Au moins quatre morts dans une frappe israélienne à Gaza visant à tuer un chef militaire présumé du Hamas
Ce vendredi, Israël a lancé plusieurs attaques contre des cibles dans la ville de Gaza avec pour objectif déclaré de tuer Ezzedin al Haddad, considéré comme le chef présumé des Brigades Al Qassam, la branche armée du Hamas, dans l'enclave palestinienne. Les bombardements ont fait au moins quatre morts et une vingtaine de blessés, selon des sources sanitaires et d'urgence gazaouies.
Le ministère israélien de la Défense a indiqué que l'opération avait été ordonnée directement par le Premier ministre Benjamin Netanyahu et le ministre de la Défense Israël Katz. Parmi les cibles touchées figure un immeuble résidentiel de la rue Al Moataz, dans la capitale gazaouie, où, selon des témoins cités par EFE, au moins cinq missiles ont touché et un incendie s'est déclaré que les équipes de la Défense civile tentaient encore d'éteindre quelques heures plus tard.
Le Croissant-Rouge palestinien a transféré au moins 20 blessés à l'hôpital de campagne d'Al Saraya après l'attaque du bâtiment. En outre, les forces armées israéliennes ont bombardé un véhicule dans la rue Al Wahida, également dans la ville de Gaza.
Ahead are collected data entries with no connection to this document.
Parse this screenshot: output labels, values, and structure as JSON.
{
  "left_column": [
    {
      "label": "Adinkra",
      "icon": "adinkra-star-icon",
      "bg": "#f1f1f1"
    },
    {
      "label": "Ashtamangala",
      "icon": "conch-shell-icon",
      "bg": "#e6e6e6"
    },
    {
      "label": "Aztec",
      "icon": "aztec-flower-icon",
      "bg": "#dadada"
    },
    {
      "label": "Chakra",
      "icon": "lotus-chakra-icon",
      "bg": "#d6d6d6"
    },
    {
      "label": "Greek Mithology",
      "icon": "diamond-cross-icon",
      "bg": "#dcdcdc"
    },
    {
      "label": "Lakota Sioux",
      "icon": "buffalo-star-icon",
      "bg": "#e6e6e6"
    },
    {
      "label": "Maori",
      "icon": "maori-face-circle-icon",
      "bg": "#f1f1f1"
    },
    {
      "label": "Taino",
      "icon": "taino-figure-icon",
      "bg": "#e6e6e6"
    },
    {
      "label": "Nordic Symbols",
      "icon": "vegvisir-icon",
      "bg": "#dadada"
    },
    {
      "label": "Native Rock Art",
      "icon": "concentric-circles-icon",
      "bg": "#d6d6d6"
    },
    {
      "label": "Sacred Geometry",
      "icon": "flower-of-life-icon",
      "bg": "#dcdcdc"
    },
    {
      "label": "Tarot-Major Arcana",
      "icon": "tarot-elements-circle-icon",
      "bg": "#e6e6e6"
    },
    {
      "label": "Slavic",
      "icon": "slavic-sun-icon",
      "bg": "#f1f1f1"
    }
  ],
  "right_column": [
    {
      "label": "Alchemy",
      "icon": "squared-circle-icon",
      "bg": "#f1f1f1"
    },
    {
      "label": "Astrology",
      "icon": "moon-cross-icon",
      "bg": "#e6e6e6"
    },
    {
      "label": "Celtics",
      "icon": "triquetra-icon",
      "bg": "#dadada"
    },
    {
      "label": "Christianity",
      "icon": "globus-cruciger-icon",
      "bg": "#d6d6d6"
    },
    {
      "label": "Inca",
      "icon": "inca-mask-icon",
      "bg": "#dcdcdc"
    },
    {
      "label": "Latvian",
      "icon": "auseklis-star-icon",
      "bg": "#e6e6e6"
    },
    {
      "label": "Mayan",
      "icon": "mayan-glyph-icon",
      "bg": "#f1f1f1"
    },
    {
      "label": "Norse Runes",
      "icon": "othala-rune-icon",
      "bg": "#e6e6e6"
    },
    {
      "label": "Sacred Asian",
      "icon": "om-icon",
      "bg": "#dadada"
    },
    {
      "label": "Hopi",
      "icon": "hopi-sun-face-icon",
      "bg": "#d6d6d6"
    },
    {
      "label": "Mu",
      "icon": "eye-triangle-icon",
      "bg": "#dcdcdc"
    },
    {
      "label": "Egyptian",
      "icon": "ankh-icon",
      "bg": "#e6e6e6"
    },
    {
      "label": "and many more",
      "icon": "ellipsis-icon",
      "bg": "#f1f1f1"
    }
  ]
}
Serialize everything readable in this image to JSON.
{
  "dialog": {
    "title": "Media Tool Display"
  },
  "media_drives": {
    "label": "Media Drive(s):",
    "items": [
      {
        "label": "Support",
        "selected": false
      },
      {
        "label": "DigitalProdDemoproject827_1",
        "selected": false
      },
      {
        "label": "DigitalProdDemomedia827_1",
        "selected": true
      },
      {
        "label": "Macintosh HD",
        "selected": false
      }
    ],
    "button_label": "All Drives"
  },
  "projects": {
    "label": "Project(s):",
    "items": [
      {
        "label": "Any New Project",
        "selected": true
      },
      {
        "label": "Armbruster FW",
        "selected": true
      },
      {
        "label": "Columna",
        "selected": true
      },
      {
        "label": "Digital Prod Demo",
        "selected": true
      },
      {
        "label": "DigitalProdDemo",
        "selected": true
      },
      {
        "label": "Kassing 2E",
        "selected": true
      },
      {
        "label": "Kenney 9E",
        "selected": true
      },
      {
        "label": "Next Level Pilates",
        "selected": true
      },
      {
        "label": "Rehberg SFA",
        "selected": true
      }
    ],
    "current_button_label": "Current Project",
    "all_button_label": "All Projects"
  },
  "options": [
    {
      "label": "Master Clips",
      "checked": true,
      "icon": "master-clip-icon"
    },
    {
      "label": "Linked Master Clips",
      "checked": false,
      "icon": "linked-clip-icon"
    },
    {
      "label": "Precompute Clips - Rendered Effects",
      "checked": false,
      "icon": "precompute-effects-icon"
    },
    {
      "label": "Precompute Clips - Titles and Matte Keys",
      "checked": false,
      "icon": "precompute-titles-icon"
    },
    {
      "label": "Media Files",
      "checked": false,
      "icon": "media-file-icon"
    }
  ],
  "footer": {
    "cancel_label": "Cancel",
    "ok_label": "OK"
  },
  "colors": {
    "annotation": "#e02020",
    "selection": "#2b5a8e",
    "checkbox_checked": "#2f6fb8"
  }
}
L'un des derniers vétérans du Hamas
L’armée israélienne maintient qu’Al Haddad est l’un des derniers hauts dirigeants historiques du Hamas encore en vie à Gaza. Dans son communiqué, le ministère de la Défense l'accuse d'avoir retenu captifs des otages israéliens « avec une extrême cruauté », d'avoir dirigé des attaques contre les troupes israéliennes et de rejeter l'application du cessez-le-feu promu par les États-Unis pour désarmer le Hamas et démilitariser la bande de Gaza.
Selon le journal israélien Le temps d'IsraëlKatz a personnellement informé la famille de l'ancienne otage israélienne Liri Albag, libérée vivante, de l'opération, puisqu'elle était restée kidnappée dans la capitale de Gaza lorsqu'Al Haddad dirigeait la brigade des Brigades Al Qassam de la ville de Gaza.
Les attaques surviennent malgré le cessez-le-feu en vigueur dans la bande de Gaza depuis le 10 octobre 2025. Depuis, plus de 850 personnes sont mortes dans l'enclave à cause des bombardements et des tirs israéliens, selon les chiffres publiés par les autorités gazaouies.